More than 150 representatives of international retail brands gathered in Zagreb for NEPI Rockcastle’s annual Retailers Day, where the retail property owner outlined its expansion plans and presented the latest trends shaping consumer markets across Central and Eastern Europe.
Held under the theme “Spreading Our Wings, Elevating Retail Together”, the event focused on the role of collaboration between landlords, retailers and local communities in supporting the next phase of retail growth across the region.
NEPI Rockcastle owns and manages a portfolio of 60 retail properties across eight countries with a total value of approximately €8.2 billion. The company highlighted the continued strength of consumer spending in Central and Eastern Europe, noting that purchasing power across the region increased by 13.2 percent in 2025, significantly outpacing the European Union average.
Opening the event, CEO Marek Noetzel said the company continues to pursue growth through both development activity and potential acquisitions.
The company’s ongoing investment programme includes €845 million of development and refurbishment projects. Among the most significant is the transformation and extension of Promenada Mall in Bucharest, a mixed-use project with a total investment of approximately €300 million scheduled for completion in April 2027.
According to NEPI Rockcastle, the existing Promenada Mall currently comprises 39,000 sqm of retail space and 166 tenants. The extension will increase the retail area to 69,000 sqm while introducing office and hospitality components within a broader mixed-use destination.
The company also reported strong operational performance across its portfolio during 2025, recording 354 million visits and an increase of more than 8 percent in average customer spending while maintaining stable visitor numbers.
Economic experts participating in the event noted that consumer demand in Central and Eastern Europe has remained resilient despite geopolitical uncertainty and slower growth in some Western European markets. They pointed to rising household incomes, relatively low unemployment and continuing wage growth as factors supporting retail spending across the region.

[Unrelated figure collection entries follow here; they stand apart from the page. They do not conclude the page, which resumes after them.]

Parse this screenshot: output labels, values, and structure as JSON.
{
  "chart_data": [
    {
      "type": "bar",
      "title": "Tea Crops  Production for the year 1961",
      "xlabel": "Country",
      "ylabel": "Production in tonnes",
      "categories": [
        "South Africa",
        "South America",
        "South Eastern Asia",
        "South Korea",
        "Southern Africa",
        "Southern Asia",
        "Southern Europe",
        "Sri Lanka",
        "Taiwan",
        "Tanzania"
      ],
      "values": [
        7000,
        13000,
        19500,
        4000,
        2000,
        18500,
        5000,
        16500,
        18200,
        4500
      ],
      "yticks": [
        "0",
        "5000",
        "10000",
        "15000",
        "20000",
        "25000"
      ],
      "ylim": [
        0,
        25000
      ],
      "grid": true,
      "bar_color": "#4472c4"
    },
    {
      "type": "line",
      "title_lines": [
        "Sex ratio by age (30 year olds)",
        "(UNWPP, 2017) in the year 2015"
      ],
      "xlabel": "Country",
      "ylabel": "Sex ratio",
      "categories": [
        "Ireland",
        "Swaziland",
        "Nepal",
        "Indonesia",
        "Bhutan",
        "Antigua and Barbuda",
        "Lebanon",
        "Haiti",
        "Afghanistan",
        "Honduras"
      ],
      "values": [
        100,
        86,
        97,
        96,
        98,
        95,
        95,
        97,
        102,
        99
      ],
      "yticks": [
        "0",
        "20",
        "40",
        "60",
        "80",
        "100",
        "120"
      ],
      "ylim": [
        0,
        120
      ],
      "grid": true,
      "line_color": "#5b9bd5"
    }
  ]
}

NEPI Rockcastle said retailer expansion remains a key focus across its platform. The company reported a portfolio vacancy rate of just 1.2 percent and nearly 1,500 lease agreements signed during 2025. Management highlighted the importance of early collaboration with retailers when planning future store openings and expansions.
One example of the company’s asset management strategy is Arena Centar in Zagreb. Since acquiring the shopping centre in 2016, NEPI Rockcastle has overseen a significant expansion and repositioning of the asset. The centre now comprises approximately 66,000 sqm of gross leasable area and has recorded substantial growth in both sales and visitor numbers. Further expansion is planned later this year through the addition of new retail units.
Marketing and customer engagement also remain a priority for the group. NEPI Rockcastle organises more than 1,200 events and promotional campaigns annually across its portfolio and continues to invest in digital marketing initiatives aimed at strengthening customer communities around its shopping centres.
The event concluded with discussions on the future of retail and the growing role of artificial intelligence in shaping customer experiences. Speakers suggested that advances in personalisation technologies are likely to strengthen the role of physical retail by creating more engaging and experience-driven shopping destinations.
Alongside the business programme, NEPI Rockcastle continued its community support initiatives by making a €5,000 donation to the Croatian Music Institute, a historic cultural institution currently undergoing restoration following earthquake damage.
Retailers Day 2026 highlighted the continued attractiveness of Central and Eastern Europe’s retail markets, with industry participants pointing to strong consumer fundamentals, ongoing investment and active cooperation between landlords and retailers as key drivers of future growth.